I wasn’t always a birth nerd…
In fact, I used to be a “get me to the hospital and gimme the epidural, stat” kinda girl.
Then I found out I was pregnant three days before the world shut down.
Suddenly I was navigating prenatal appointments solo, FaceTiming my husband during the first heartbeat appointment, and getting told I might have to labor alone, in a mask. No. Fucking. Chance.
When our hospital tour got canceled, I knew this wasn’t the birth I wanted. I had a few friends who had home births and I thought they were...absolutely insane.
But then I started digging.
A few documentaries (hello, The Business of Being Born) and some late-night rabbit holes later, we flipped the script completely—I switched from my OB to a Certified Professional Midwife and we decided to have our baby at home.
At 41 weeks and 3 days pregnant, after three brutal days of labor (shoutout to my asynclitic, nuchal-hand baby), I gave birth at home. And it changed everything.
I didn’t become
a doula because
I had the ideal
“perfect birth.”
I became a doula because birth woke something up in me.

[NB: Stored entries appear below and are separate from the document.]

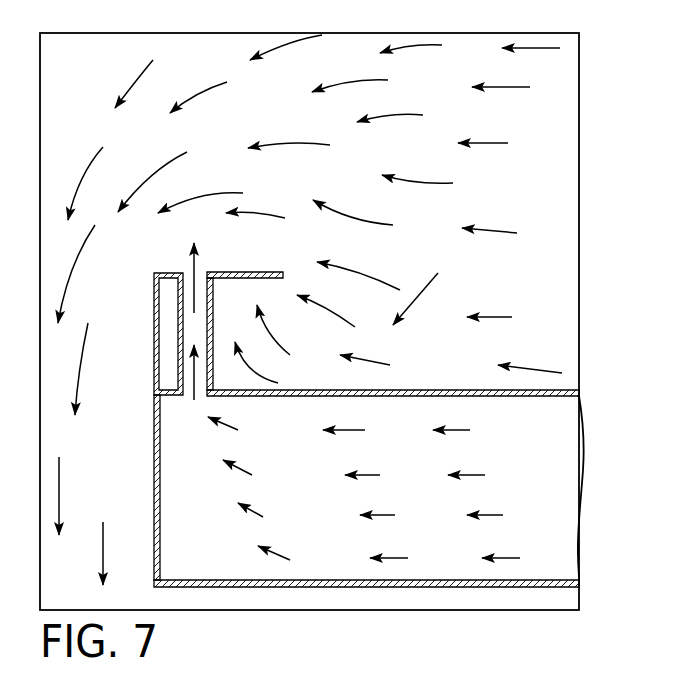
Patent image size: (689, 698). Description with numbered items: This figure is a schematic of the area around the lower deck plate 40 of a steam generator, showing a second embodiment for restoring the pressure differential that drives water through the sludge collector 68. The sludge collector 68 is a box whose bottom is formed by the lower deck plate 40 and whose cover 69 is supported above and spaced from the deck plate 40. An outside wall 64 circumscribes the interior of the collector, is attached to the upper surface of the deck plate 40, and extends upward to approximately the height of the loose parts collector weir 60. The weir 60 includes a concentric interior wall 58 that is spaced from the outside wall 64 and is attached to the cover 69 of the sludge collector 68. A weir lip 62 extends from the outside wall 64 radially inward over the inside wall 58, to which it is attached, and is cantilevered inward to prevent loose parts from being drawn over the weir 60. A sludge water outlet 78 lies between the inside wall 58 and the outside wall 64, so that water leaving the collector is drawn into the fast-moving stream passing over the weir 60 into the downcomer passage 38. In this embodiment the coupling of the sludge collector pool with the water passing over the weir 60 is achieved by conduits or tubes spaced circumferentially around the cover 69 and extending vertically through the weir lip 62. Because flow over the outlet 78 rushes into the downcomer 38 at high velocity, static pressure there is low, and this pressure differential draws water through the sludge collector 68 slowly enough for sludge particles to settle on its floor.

The downcomer passage 38 is at (131, 418).
The lower deck plate 40 is at (385, 588).
The interior wall 58 is at (213, 365).
The weir 60 is at (160, 273).
The weir lip 62 is at (223, 273).
The outside wall 64 is at (154, 497).
The sludge collector 68 is at (434, 291).
The cover 69 is at (407, 390).
The sludge water outlet 78 is at (193, 327).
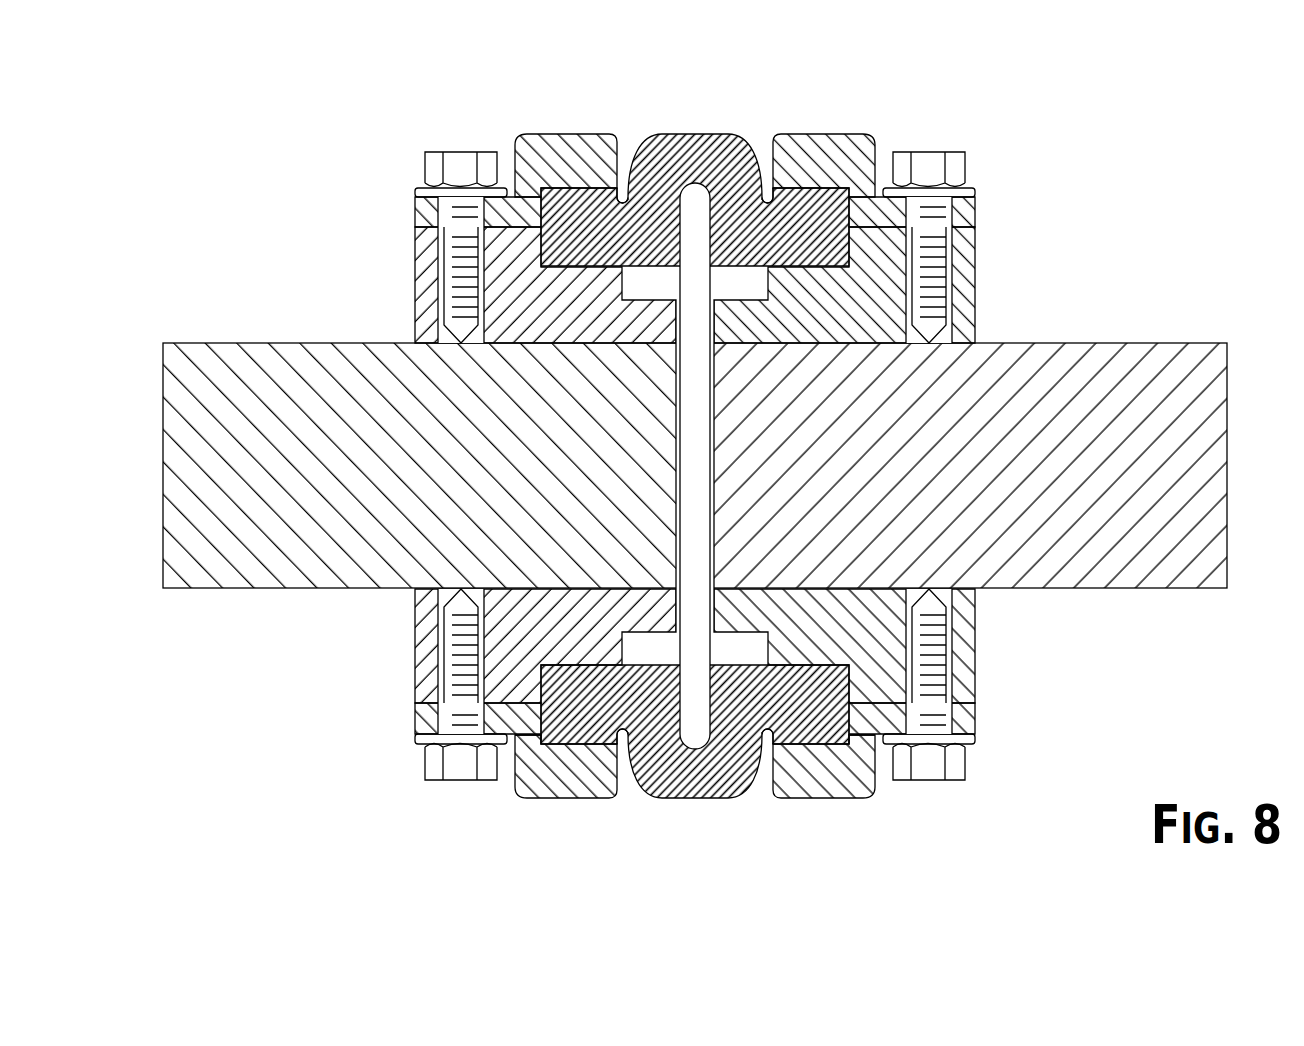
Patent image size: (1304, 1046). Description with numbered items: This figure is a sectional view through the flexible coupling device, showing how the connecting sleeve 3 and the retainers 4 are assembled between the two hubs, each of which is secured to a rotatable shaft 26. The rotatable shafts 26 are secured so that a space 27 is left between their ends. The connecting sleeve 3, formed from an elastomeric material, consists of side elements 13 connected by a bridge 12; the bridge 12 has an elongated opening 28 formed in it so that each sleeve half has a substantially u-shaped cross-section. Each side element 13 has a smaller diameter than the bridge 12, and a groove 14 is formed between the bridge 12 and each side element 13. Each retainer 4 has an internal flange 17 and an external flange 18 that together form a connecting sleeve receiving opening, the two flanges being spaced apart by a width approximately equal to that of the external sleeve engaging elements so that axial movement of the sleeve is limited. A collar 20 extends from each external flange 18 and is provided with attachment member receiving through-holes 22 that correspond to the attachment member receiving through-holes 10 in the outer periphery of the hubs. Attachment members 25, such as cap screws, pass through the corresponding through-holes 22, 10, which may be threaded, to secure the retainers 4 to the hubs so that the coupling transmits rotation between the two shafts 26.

The connecting sleeve 3 is at (695, 780).
The retainer 4 is at (566, 790).
The attachment member receiving through-hole 10 is at (450, 287).
The bridge 12 is at (710, 148).
The side element 13 is at (567, 200).
The groove 14 is at (622, 200).
The internal flange 17 is at (620, 748).
The external flange 18 is at (527, 753).
The collar 20 is at (437, 708).
The attachment member receiving through-hole 22 is at (437, 212).
The attachment member 25 is at (456, 160).
The rotatable shaft 26 is at (237, 358).
The space 27 is at (715, 413).
The elongated opening 28 is at (690, 198).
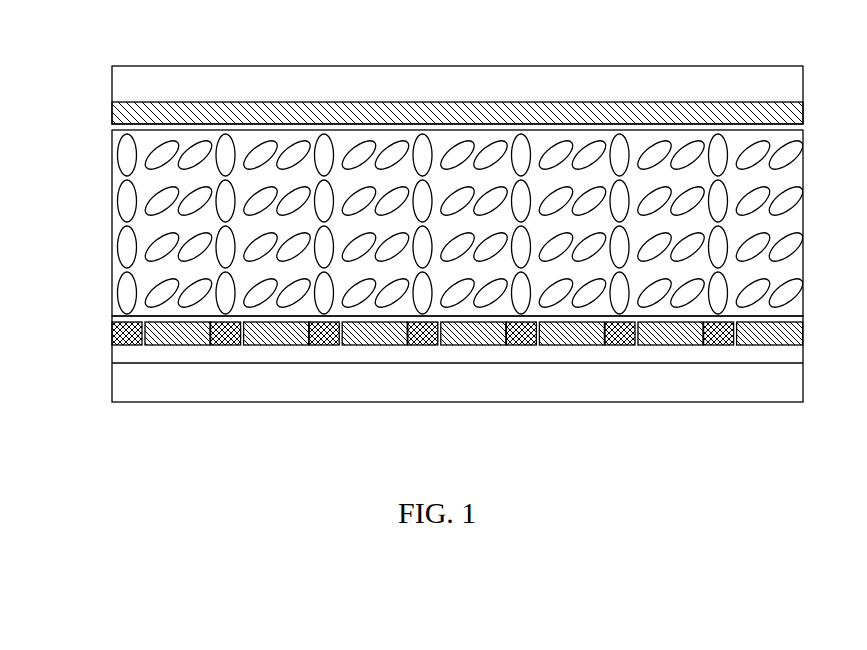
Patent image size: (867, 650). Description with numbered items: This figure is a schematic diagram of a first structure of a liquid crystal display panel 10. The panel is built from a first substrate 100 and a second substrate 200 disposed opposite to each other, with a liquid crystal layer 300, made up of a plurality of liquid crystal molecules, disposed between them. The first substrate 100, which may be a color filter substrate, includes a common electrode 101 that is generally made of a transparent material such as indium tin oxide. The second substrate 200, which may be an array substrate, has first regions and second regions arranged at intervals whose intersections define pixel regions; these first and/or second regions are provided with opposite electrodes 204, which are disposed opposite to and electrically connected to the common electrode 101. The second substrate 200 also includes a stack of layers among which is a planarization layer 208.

The liquid crystal display panel 10 is at (396, 33).
The first substrate 100 is at (103, 65).
The common electrode 101 is at (803, 110).
The liquid crystal layer 300 is at (110, 222).
The second substrate 200 is at (98, 316).
The opposite electrodes 204 is at (523, 345).
The planarization layer 208 is at (173, 345).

The way my doula held space for me—through every doubt, contraction, and “I can’t do this”—lit a fire. Four months postpartum, I signed up for my first doula training.
Since then, I’ve attended over 100 births and supported hundreds of moms through pregnancy, labor, and postpartum.
And every single one has reminded me: birth is powerful as hell—but it’s also messy, unpredictable, and filled with moments where women get ignored or talked over.
That’s what I’m here to change.
So what do I do when I’m not at a birth?
I’m a mom (which means I’ve mastered the art of reheating coffee three times + still forgetting to drink it).
I’m a gestational surrogate—because apparently loving birth enough to do it for someone else is my personality now.
And I host The Birth Advocacy Podcast, where I say all the things no one else is saying about birth, hospitals, and the power of actually speaking up.
Basically, if I’m not at a birth, I’m probably on the couch in sweatpants, talking about birth, being forced to play princesses with my daughter, answering texts from my doula besties at 11pm, or watching trashy reality TV on Netflix with my hubs.